First, I would like to thank the editor of this fine publication for my latest existential crisis. They cooked up that heartwarming “Thanks, Mom!” contest last week. I really thought I had that one in the bag.
I like to think I’m a pretty great mom. I’m there every day before school, after school, heck I even turn up during school if the situation warrants it.
I am loving and caring and dispense hugs and humor. I’ve really given it my all and been a team player these last 12 years or so. I’ve got this!
So what, pray tell, does my firstborn, heart of my heart, light of my life have to say in thanks to me, his one and only mom? “Thanks, Mom, for making me dinner.”
Thanks
Now, I’m not against the sentiment, exactly. He’s a male, after all, and he was put on the spot. He is also only 11 so it’s not like I could have reasonably expected a flowery soliloquy to my maternal charms.
I wasn’t anticipating “Those lips are thine — thy own sweet smiles I see, The same that oft in childhood solaced me” We can’t all be William Cowper’s mother.
Nonetheless, I wasn’t sure I wanted “dinner” to be my legacy either.
I suppose we expect our children to wax rhapsodic about all the awesome things we do for them when, in reality, they take it for granted.
Mr. Wonderful is often heard to grumble that our children simply do not appreciate how good they have it. To which I can only say: good.
If they appreciated how well they had it that might mean they didn’t have it anymore. You don’t know what you’ve got ’til it’s gone, after all.
Now, it should be noted both Mr. Wonderful and I had lovely childhoods and hail from marvelous families. They have no idea why we turned out this way.
Then
That said, we both grew up in the days before parents were so darned involved in everything all of the time.
My mother was a single, working parent and thus had to decide early on that keeping a roof over our heads was just slightly more important than making felt hand puppets and cupcakes as a room mother when I was small.
Mr. Wonderful’s father worked incredibly long hours to support a growing family and his mother was busy with her 10,000 small children. OK, it was really only four children but if you knew my mother-in-law’s children you’d know that they were a handful. I say this with love.
Thus, little Mr. Wonderful was rarely, if ever, enrolled in youth sports or related activities and to hear him tell it he had to walk 500 miles uphill both ways (and barefoot) just to make it to any frivolities he did attend.
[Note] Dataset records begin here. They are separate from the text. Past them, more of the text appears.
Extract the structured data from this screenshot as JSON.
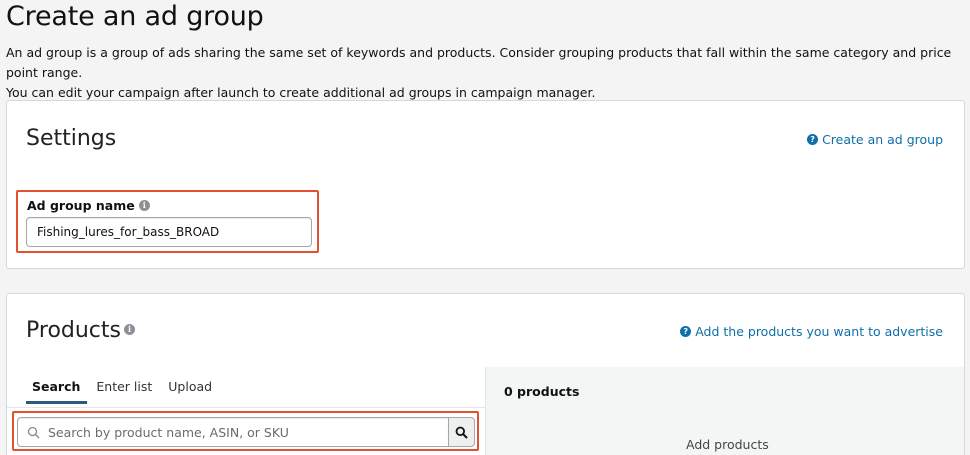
{
  "page": {
    "title": "Create an ad group",
    "intro_line1": "An ad group is a group of ads sharing the same set of keywords and products. Consider grouping products that fall within the same category and price point range.",
    "intro_line2": "You can edit your campaign after launch to create additional ad groups in campaign manager."
  },
  "settings": {
    "title": "Settings",
    "help_link": "Create an ad group",
    "ad_group_name_label": "Ad group name",
    "ad_group_name_value": "Fishing_lures_for_bass_BROAD"
  },
  "products": {
    "title": "Products",
    "help_link": "Add the products you want to advertise",
    "tabs": [
      "Search",
      "Enter list",
      "Upload"
    ],
    "active_tab": "Search",
    "search_placeholder": "Search by product name, ASIN, or SKU",
    "count_label": "0 products",
    "empty_label": "Add products"
  },
  "colors": {
    "highlight": "#e0512f",
    "link": "#0f6fa8",
    "active_tab_underline": "#2c5a7e"
  },
  "icons": {
    "help": "help-circle-icon",
    "info": "info-circle-icon",
    "search": "magnifier-icon"
  }
}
We also grew up in the time when your swimming pool was generally either the local public (mine) or a cheap inflatable (his).
Trampolines were for circus folk. Children climbed trees or ran around and played in the sand or dirt. Parents sent their children outside to play. Rarely, if ever, did they go with them.
Now
Nowadays, our children are not even particularly indulged as far as extravagance goes. And yet they have a swimming pool, trampoline and park-worthy play set in their own backyard.
Their friends, even better, have an actual public park adjacent to their yard. I don’t think it really ever occurs to those kids that not everyone has not one but two regulation baseball diamonds right out the back door.
Attention
They have all kinds of ‘things’ and, more importantly, all kinds of attention. For the most part, the parents of my children’s peers show up for everything.
There are few, if any, events at the school, scouts or similar that won’t have parents standing elbow-to-elbow.
It would no more occur to these children that their parents wouldn’t be present for any “important event” (both real or imagined) than it would that pigs could fly.
So I guess I should take it as a good thing that all these children have no idea they have it so good.
They take it for granted, as their due, so rather than saying “Thanks, Mom, for being there day in and day out and loving me even when I was kind of a pill and for putting my needs before your own” they can easily say “Um, thanks for making me dinner!”
I like to imagine that some day my children will come back and thank their father and me for all that we’ve done for them. Maybe with a heartfelt poem or flowers!
At the very least, with this wishful thinking, I’ll live up to my daughter’s proclamation: “Thanks for being funny, Mom.”